Origine et fonction des plumes

Les recherches sur la couleur du plumage sont en effet à replacer dans le cadre plus général de l'origine et de la fonction des plumes. Selon la théorie en vigueur, avancée par les biologistes américains Alan Brush et Richard Prum dans les années 1980, les plumes ont connu cinq stades évolutifs, du plus sommaire au plus évolué. Dans ce scénario, seules les plumes du stade 5, les plus abouties, permettent le vol. Elles sont en effet munies d'un tube central, ou rachis, auquel s'accrochent de fines barbes et barbules ramifiées, s'entremêlant pour former une véritable voilure.

La parade sexuelle (vue d'artiste)

Les paléontologues savent donc depuis longtemps que les plumes ne sont pas apparues en même temps que le vol, mais qu'elles l'ont précédé dans l'évolution… Avant de le rendre possible, chez certains animaux, selon un scénario qui reste à écrire : l'ancêtre des oiseaux courant sur ses membres postérieurs et battant des membres antérieurs jusqu'à s'élever dans les airs, ou bien s'élançant depuis une branche en planant après avoir grimpé aux arbres ! Quoi qu'il en soit, l'antériorité du plumage sur le vol est confirmée par l'étude de Sinosauropteryx, puisqu'il est à la fois muni de proto-plumes, mais ne possède pas d'ailes. Un argument de plus, par ailleurs, pour les tenants déjà majoritaires d'une origine dinosaurienne à tous les oiseaux. Mais alors, à quoi pouvait bien servir un plumage qui ne permettait pas à Sinosauropteryx – et tous ses cousins à plumes – de voler ?

Généralement, les chercheurs avancent deux hypothèses : le rôle dans la reconnaissance entre espèces, voire entre partenaires sexuels à l'intérieur de l'espèce, et la thermorégulation, c'est-à-dire la protection contre le froid ou la chaleur. Et là aussi, l'étude sino-britannique apporte un début de réponse. « Notre étude va dans le sens d'un rôle de reconnaissance et de séduction entre partenaires sexuels, car Sinosauropteryx ne portait des plumes que sur des parties limitées du corps, comme la queue et la crête, ce qui limitait leur action thermorégulatrice », analyse Mike Benton.

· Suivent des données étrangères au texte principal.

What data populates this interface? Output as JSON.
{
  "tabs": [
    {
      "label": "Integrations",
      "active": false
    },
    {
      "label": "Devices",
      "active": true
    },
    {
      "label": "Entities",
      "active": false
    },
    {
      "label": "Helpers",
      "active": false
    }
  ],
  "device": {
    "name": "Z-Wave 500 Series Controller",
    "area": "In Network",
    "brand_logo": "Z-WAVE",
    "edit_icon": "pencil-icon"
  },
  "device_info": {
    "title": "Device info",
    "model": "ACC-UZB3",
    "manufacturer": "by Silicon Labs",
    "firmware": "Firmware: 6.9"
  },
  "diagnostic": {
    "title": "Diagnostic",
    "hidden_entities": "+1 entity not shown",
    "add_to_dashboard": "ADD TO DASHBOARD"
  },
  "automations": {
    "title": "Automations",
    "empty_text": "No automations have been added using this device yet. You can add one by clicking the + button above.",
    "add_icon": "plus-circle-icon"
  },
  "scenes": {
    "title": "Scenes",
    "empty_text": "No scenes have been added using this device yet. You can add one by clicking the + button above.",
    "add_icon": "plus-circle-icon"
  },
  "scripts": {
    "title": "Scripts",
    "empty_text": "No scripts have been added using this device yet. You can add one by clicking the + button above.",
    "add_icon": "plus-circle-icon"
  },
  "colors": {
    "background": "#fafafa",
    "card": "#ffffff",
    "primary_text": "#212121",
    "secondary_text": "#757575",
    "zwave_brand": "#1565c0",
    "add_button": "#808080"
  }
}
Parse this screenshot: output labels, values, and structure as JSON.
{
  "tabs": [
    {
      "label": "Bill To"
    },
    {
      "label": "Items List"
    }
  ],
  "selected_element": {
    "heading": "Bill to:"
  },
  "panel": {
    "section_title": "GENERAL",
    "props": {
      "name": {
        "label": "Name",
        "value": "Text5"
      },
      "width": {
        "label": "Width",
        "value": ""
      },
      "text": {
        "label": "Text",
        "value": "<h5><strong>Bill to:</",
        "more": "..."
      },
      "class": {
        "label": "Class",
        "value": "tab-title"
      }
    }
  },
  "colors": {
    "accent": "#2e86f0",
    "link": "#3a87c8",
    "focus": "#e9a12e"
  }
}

Une plume préservée dans l’ambre fossile

Ces résultats, encore très isolés, ouvrent donc de réelles perspectives. « En analysant des individus différents à l'intérieur d'une même espèce et en distinguant leurs sexes, on associera peut-être de grandes plumes colorées à un rôle de parade, comme cela se voit chez les paons, et de plus petites plumes à la régulation thermique », espère Didier Néraudeau, paléontologue à l'université de Rennes 1. En 2008, ce chercheur a révélé la présence, dans de l'ambre fossile des Charentes, de minuscules plumes datant de 100 millions d'années et correspondant à la transition entre les stades 2 et 3 de la théorie de Prum et Brush.

Et les dinosaures sans plumes ?

Fossile d’un Corythosaurus casuarius

Mais au fait, qu'en est-il des dinosaures sans plumes, qui constituaient l'immense majorité (99%) des « terribles sauriens » qui ont peuplé la Terre entre 230 et 65 millions d'années ? Difficile d'apporter une réponse à cette question car le cuir coloré dont ils étaient recouverts ne s'est pratiquement jamais fossilisé. À quelques exceptions près, dans les cas où de la peau a été retrouvée à la surface des ossements.

C'est le cas de quelques spécimens chinois, ainsi que d'un hadrosaure de l'espèce Edmontosaurus, exhumé dans le Nord-Dakota (États-Unis), ou encore, d'un Corythosaurus découvert au Canada en… 1914 ! Ils ne devraient pas tarder à être regardés à la loupe : « Nul doute que la recherche de pigments ou de mélanosomes fossilisés va maintenant se généraliser, en employant les techniques de pointe validées sur Sinosauropteryx », prédit Jean Le Lœuff. Avec, on l'espère, de nouvelles surprises, colorées, à la clé.